Readme

This package supplies the necessary functions in order to synthesize speech from a phonemic transcription. Furthermore, it defines helpers to improve the result if more information as the pitch contour is available. It is especially useful when working with the PAULE framework.

Currently the package supports the following languages:

German
English

Minimal Example

If you run the following command the package will align the audio files for you, and then create a pandas DataFrame with the synthesized audio and other information useful for the PAULE model, but only for the first 100 words that occur 4 times or more. Since you use multiprocessing, no melspectrograms are generated:

python -m create_vtl_corpus.create_corpus --corpus CORPUS --language de --needs_aligner --use_mp --min_word_count 4 --word_amount 100 --save_df_name SAVE_DF_NAME

This works, if we have a German corpus in at the path CORPUS with the following structure, which is what the Mozilla Common Voice project provides:

CORPUS/
├── validated.tsv         # a file where the transcripts are stored
├── clips/
│   └── *.mp3             # audio files (mp3)
└── files_not_relevant_to_this_project

The end product should look someting like this

CORPUS/
├── validated.tsv          # a file where the transcripts are stored
├── clips/
│   ├── *.mp3              # mp3 files
│   └── *.lab              # lab files
├── clips_validated/
│   ├── *.mp3              # validated mp3 files
│   └── *.lab              # validated lab files
├── clips_aligned/
│   └── *.TextGrid         # aligned TextGrid files
├── corpus_as_df.pkl       # a pandas DataFrame with the information
└── files_not_relevant_to_this_project

The DataFrame contains the following columns

label	description
'file_name'	name of the clip
'label'	the spoken word as it is in the aligned textgrid
'lexical_word'	the word as it is in the dictionary
'word_position'	the position of the word in the sentence
'sentence'	the sentence the word is part of
'wav_recording'	spliced out audio as mono audio signal
'sr_recording'	sampling rate of the recording
'sr_synthesized'	sampling_rates_sythesized,
'sampa_phones'	the sampa(like) phonemes of the word
'mfa_phones'	the phonemes as outputted by the aligner
'phone_durations_lists'	the duration of each phone in the word as list
'cp_norm'	normalized cp-trajectories
'vector'	embedding vector of the word, based on fastText Embeddings
'client_id'	id of the client

Copyright

As the VocalTractLabAPI.so and the JD2.speaker is under GPL v3 the rest of the code here is GPL under as well. If the code is not dependent on VTL anymore you can use it under MIT license.

Citing

If you use this code for your research, please cite the following thesis:

Konstantin Sering. Predictive articulatory speech synthesis utilizing lexical embeddings (PAULE). PhD thesis, Universität Tübingen, 2023.
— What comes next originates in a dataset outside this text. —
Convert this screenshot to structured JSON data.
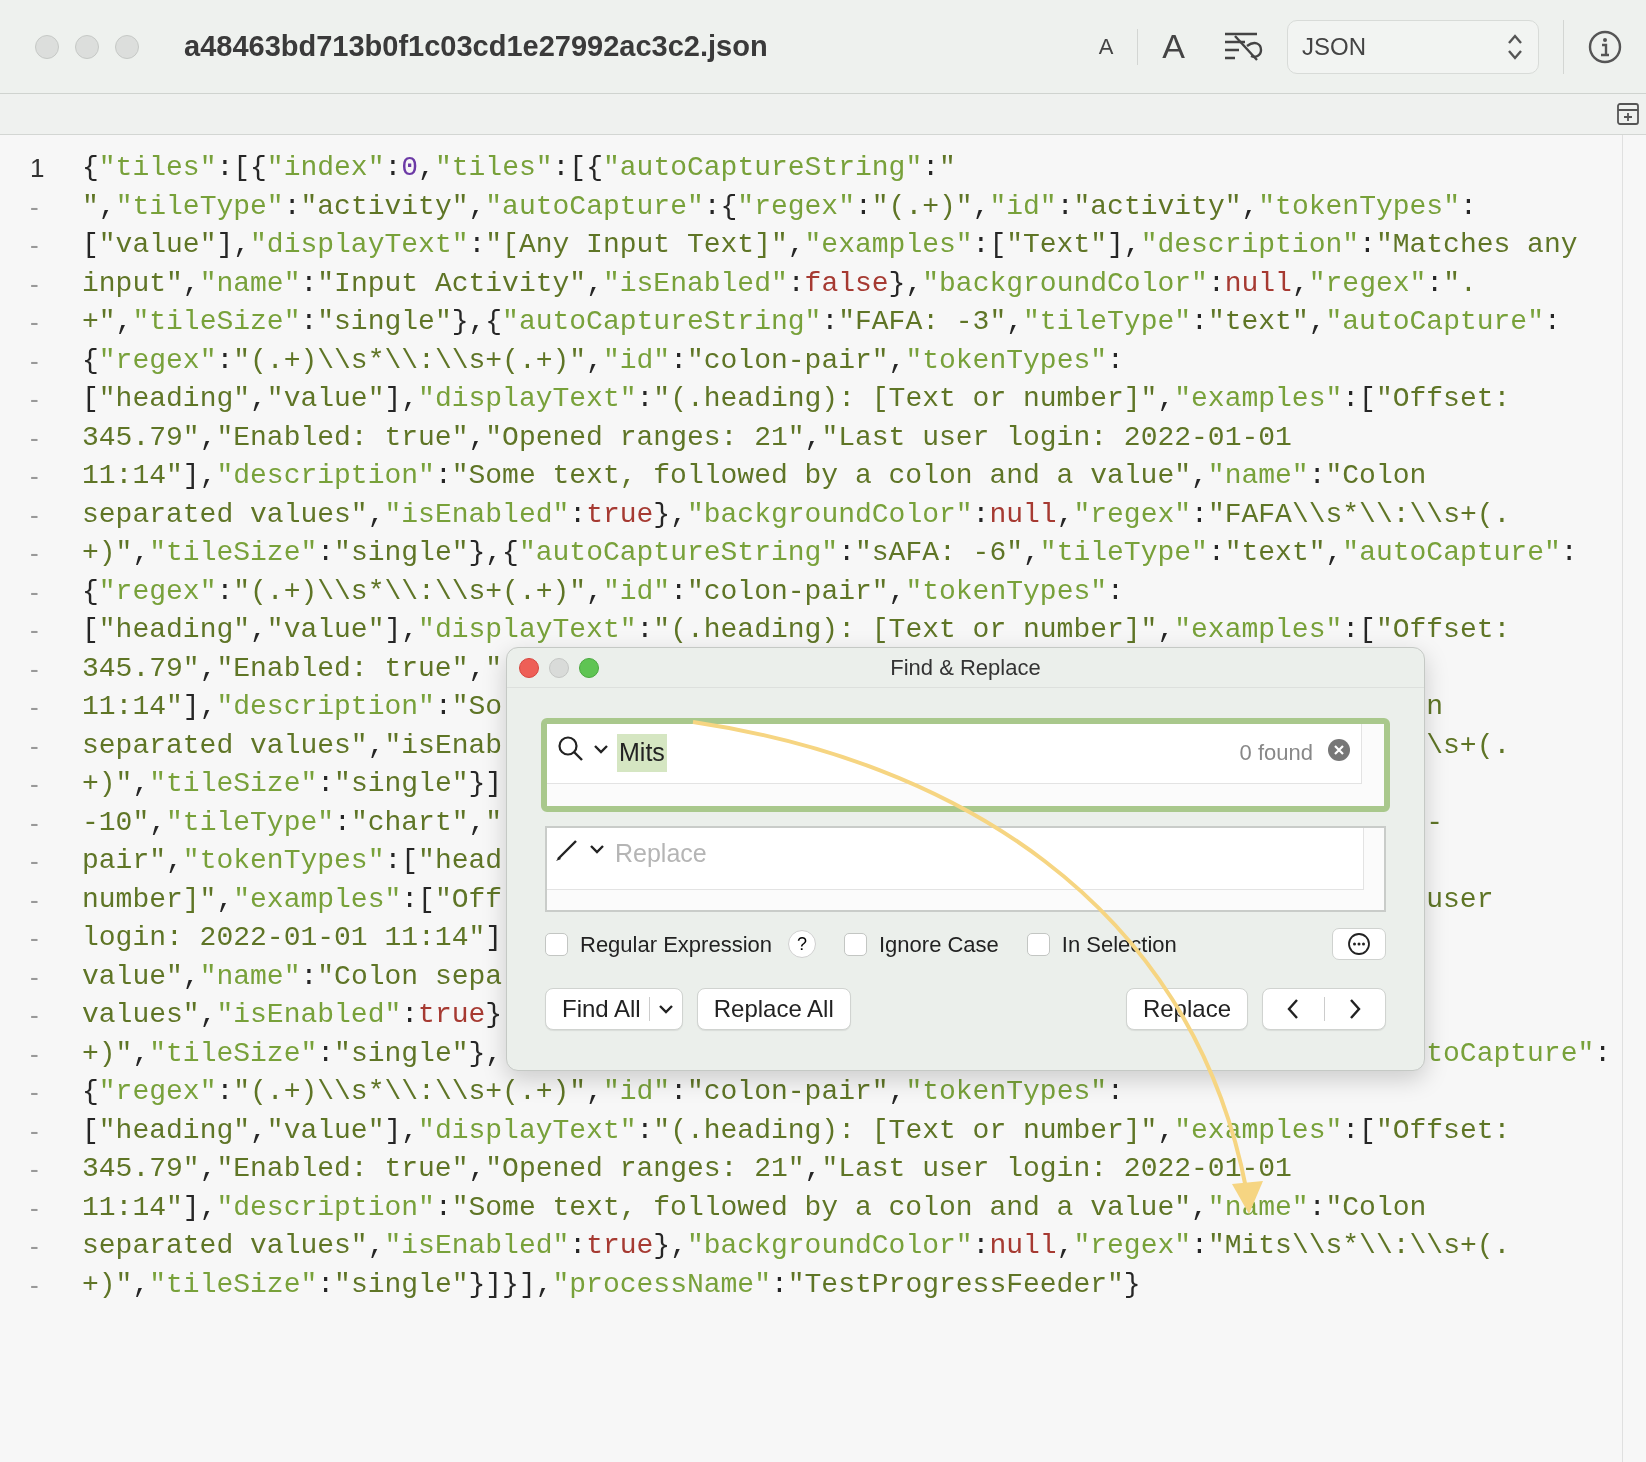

@phdthesis{sering2023paule,
   title={Predictive articulatory speech synthesis utilizing lexical embeddings (PAULE)},
   author={Sering, Konstantin},
   year={2023},
   school={Universität Tübingen}
}

Older Versions

Version 2.0.0 and later

From version 2.0.0 we are relying on the new segment-to-gesture API introduced in VTL 2.3 and use the JD3.speaker instead of the JD2.speaker.

Old version 1.1.0

The original version of this tool is based on the work and on the Matlab code on Yingming Gao. This can be viewed by checking out the tag 1.1.0.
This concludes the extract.